Dikatakan, melalui kartu tersebut, para lansia itu akan menerima sebesar Rp 600.000 per bulan. Namun pada hari ini, para lansia itu akan mendapatkan Rp 1,2 juta per orang karena pembagiannya terhitung dari bulan April dan Mei 2018.

“Mereka (para lansia) akan menerima per orang Rp 600 ribu perbulan. Saat ini pembagian itu dirapel menjadi dua bulan, April dan Mei 2018. Mereka menerimanya jadi Rp 1,2 juta bulan ini,” paparnya.

Disebutkan, selain penyaluran dana tunai melalui Bank DKI, pihaknya juga berupaya memberikan fasilitas pendukung lainnya menggunakan kartu tersebut.

“Kami ingin ibu-bapak lansia ini bisa mendapatkan fasilitas pendukung lainnya, seperti kesehatan. Kita berharap akan bisa semuanya tuntas dalam waktu yang cepat,” sambungnya.

Dalam pembagian KJL ada beberapa kriteria yang menjadi pertimbangan, di antaranya usia, kesehatan dan penghasilan.

“Mereka yang terima KLJ berusia di atas 60 tahun sebagai warga Jakarta yang tidak memiliki penghasilan tetap atau miskin sehingga tidak bisa memenuhi kebutuhan dasarnya. Kemudian, bisa juga mereka yang memiliki penyakit yang sudah menahun tidak bisa melakukam kegiatan dan juga warga yang terlantar. Jadi, itu dia kriterianya untuk pemberian KJL,” jelasnya.

Sementara Direktur Utama Bank DKI, Kresno Sediarsi menyebutkan, jumlah dana yang diterima setiap lansia sebesar Rp 600.000,- per bulannya terhitung bulan April 2018. Dana itu dicairkan per tanggal 5 setiap bulannya.

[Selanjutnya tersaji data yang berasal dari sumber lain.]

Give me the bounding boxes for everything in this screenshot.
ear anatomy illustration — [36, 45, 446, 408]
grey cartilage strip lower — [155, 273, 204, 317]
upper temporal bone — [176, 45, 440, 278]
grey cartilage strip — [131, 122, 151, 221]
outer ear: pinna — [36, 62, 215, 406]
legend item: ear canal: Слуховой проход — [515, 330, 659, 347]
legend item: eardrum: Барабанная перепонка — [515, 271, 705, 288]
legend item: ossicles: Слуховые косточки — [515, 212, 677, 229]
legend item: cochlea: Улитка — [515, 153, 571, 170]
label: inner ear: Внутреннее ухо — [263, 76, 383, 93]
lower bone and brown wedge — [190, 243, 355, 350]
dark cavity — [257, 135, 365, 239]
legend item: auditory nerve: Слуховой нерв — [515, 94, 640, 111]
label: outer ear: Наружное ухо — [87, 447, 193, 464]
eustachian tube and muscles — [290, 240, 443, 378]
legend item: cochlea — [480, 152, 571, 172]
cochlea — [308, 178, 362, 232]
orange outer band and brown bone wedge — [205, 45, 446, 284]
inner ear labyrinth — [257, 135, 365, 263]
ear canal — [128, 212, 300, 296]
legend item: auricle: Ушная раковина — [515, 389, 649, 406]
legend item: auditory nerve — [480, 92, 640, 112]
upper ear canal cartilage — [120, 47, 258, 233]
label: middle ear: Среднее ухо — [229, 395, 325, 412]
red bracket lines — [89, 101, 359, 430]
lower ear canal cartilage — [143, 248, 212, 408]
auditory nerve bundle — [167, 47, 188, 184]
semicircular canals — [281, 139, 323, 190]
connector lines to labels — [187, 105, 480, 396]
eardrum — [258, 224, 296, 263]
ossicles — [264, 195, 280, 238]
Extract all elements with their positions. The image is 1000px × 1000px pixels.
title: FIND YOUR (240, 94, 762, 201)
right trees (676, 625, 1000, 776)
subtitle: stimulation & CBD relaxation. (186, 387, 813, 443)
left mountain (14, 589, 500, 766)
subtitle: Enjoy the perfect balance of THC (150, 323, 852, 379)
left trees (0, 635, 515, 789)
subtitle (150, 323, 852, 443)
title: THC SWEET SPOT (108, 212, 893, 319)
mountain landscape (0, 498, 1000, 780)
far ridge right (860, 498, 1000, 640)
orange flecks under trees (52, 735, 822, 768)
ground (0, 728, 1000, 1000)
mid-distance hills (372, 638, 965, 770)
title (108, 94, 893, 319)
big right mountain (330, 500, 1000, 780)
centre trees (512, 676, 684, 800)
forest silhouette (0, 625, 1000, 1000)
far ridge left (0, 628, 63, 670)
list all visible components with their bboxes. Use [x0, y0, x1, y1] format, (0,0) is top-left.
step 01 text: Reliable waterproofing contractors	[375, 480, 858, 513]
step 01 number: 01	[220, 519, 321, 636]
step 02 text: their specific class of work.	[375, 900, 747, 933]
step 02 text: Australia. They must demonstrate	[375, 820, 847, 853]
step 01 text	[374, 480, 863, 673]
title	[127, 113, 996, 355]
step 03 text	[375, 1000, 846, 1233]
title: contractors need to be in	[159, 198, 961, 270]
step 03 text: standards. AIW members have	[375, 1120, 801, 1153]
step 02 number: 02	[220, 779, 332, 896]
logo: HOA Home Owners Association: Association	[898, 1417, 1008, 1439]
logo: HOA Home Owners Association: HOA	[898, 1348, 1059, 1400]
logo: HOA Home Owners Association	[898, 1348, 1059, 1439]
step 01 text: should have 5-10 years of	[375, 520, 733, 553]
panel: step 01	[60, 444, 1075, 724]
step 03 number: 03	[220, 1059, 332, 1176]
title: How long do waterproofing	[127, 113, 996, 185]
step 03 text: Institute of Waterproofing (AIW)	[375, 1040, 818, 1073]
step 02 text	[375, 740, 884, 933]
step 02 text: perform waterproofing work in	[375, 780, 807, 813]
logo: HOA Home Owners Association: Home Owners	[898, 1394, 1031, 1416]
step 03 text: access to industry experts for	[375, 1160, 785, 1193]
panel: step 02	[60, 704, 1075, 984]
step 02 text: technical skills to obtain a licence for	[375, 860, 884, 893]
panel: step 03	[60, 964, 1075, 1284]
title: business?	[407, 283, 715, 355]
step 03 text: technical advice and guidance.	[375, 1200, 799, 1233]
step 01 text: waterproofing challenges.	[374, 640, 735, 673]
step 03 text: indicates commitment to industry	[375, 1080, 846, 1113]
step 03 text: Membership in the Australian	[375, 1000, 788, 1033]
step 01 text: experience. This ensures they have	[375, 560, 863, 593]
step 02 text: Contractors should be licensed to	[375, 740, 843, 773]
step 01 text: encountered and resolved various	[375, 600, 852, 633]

“Dana KLJ dicairkan setiap tanggal 5 per bulannya. Pada saat lansia melakukan pengambilan Kartu Lansia Jakarta (KLJ), Bank DKI akan menyerahkan kartu ATM beserta PIN dengan persyaratan setiap lansia membawa undangan dari Dinas Sosial, KTP dan KK asli dan fotocopy,” ujar Kresno.

Perlu diketahui, pendistribusian KLJ hari ini diperuntukkan bagi 2.903 penerima yang dilaksanakan serentak di 13 lokasi di Jakarta Pusat.

Sementara untuk wilayah lainnya akan di distribusikan sesuai dengan jadwal yang telah ditentukan yakni Jakarta Barat dan Jakarta Utara pada Rabu, 9 Mei. Untuk Jakarta Barat penerima sebanyak 919 dan Jakarta Utara penerima 658. Jakarta Selatan pada Jumat 11 Mei 2018 yang diterima sebanyak 1.924. Selanjutnya, Jakarta Timur pembagian Selasa 15 Mei 2018 sebanyak 1.747 dan Rabu 16 Mei 2018 sebanyak 1.784.

Jumlah penerima KLJ Tahap I sebanyak 12.141 lansia yang disalurkan mulai 8 Mei 2018. Sedangkan Tahap II akan disalurkan menjelang Hari Raya Idul Fitri kepada 2.379 lansia, sehingga jumlah keseluruhan mencapai 14.520 lansia. Penerima KLJ ini yang telah terdaftar dan ditetapkan dalam Basis Data Terpadu (BDT) dengan kondisi status sosial/ekonomi terendah (desil 1) serta bertempat tinggal/berdomisili di Provinsi DKI Jakarta.

KLJ berbentuk kartu ATM yang diterbitkan oleh Bank DKI yang dapat digunakan untuk kebutuhan transaksi oleh pemegang kartu, terkait dengan program bantuan sosial Pemenuhan Kebutuhan Dasar di Provinsi DKI Jakarta.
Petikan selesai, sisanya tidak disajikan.